A reação dela não foi como eu esperava. Ela franziu o cenho, de modo debochado, como se o que ouviu fosse uma piada muito óbvia.
- Ah, é claro que ela acha isso. – Disse, dando uma risadinha gélida. – E você concorda com ela, é claro. Nós já tivemos uma conversa assim e sei como terminou.
- Lana, o que você pretende com esse assunto?
- Só quero entender em qual momento a Gabriela se tornou uma pessoa tão relevante a ponto de falar coisas sobre nós, mas imagino que você deva ter contado tudo para ela. E claro que também deu essa liberdade para el...
- Você está com ciúme? - A perguntou a pegou desprevenida, mas ela balançou a cabeça, negando. – É o que parece.
- Não estou. Não tenho motivo para isso. – A rispidez em suas palavras tinham um proposito.
- É claro que não tem. – Me levantei para espreguiçar. – Vou pegar uma coberta para você dormir. - Lana levantou, emburrada e seguiu para o meu quarto. Eu entendi o que aquilo significava, mas fiquei em silêncio. Ela se despiu, com raiva e deitou na cama de calcinha e sutiã. – Lana?
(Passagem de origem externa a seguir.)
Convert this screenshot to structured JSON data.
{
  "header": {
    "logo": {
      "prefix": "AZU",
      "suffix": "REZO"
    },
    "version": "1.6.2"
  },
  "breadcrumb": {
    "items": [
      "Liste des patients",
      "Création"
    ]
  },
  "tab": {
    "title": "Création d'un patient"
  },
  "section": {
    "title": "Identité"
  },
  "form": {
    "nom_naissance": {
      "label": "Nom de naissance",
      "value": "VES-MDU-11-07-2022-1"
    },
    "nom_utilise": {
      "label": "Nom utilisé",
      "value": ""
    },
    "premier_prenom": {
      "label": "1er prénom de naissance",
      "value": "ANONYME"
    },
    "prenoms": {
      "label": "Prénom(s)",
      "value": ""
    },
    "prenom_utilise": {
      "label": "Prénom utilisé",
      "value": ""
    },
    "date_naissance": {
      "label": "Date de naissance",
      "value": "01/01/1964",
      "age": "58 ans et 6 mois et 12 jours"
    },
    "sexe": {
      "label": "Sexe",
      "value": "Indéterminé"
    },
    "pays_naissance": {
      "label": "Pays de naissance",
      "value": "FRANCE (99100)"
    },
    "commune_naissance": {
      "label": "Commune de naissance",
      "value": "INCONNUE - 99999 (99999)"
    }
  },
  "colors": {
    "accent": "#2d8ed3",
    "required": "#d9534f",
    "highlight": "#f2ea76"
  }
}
- O que foi, Ander? – Perguntou, grosseiramente. Me deitei ao seu lado. – Por que tudo conosco tem que ser assim dessa forma confusa, agressiva e maluca? Por que não conseguimos simplesmente ser amigos? Por que estou incomodada com o que a mulher que você transa acha de mim? Por que... – A aninhei em meus braços, desesperado em fazê-la se acalmar. Queria tanto que tudo aquilo significasse alguma coisa. Talvez significasse, mas era tão tênue, tão escapável, difícil de preencher e aceitar. Eu não poderia aceitar somente aquilo. Lana fungava alto, tentando controlar as lágrimas, mas sem muito sucesso. Minha camisa se encontrava encharcada. Beijei sua testa e tomei o inevitável caminho dos seus lábios. Ela foi se encaixando aos poucos. – Ander... Eu... – Toquei seus lábios, a silenciando.
- Está tudo bem, Lana.
- Não está, Ander. Não está. – Eu senti quando seus braços me apertaram. – Eu sei que não está.
- Você não quer me deixar partir e também não quer terminar com o Bruno. – Seus olhos encontraram os meus. Havia dor no seu olhar. – Eu estou preso nessa história, Lana.
- Eu não consigo mais imaginar minha vida sem você, Ander.
- Lana...
- Mas eu não posso simplesmente deixar o Bruno. Nós temos uma história, planos e sonhos. Entende?
- Eu entendo.
Ela continuou falando sem parar. Estava nervosa, meio bêbada e repetindo frases desconexas. Depois de algum tempo, Lana adormeceu em meus braços. Dormir sentindo o cheiro dela era uma sensação inigualável. Mesmo que a vida nos afastasse – e bem, afastava mesmo – ali, juntos, éramos uma coisa só. O sentimento era absoluto, mas também ilusório. E nesses momentos precisava me forçar a ser racional e ver a coisa por um único ângulo: não vamos ficar juntos.
No dia seguinte, como eu já esperava, Lana acordou e me trouxe a realidade e de um modo que digamos, bastante cruel. Primeiro ela acordou extremamente mau humorada, depois, retornou ao assunto da Gabriela e voltamos a brigar, lógico. De alguma forma, ela parecia querer brigar comigo. O ápice da nossa discussão foi quando a chamei de manipuladora e ela maldosamente revidou dizendo que a declaração na noite anterior foi uma mentira. Não eram as palavras, afinal, falar, até papagaio fala, mas sim o modo falado. Por fim, Lana foi embora dizendo que me odiava e que pretendia nunca falar comigo.
E pela primeira vez, me peguei pensando nas palavras de Gabriela.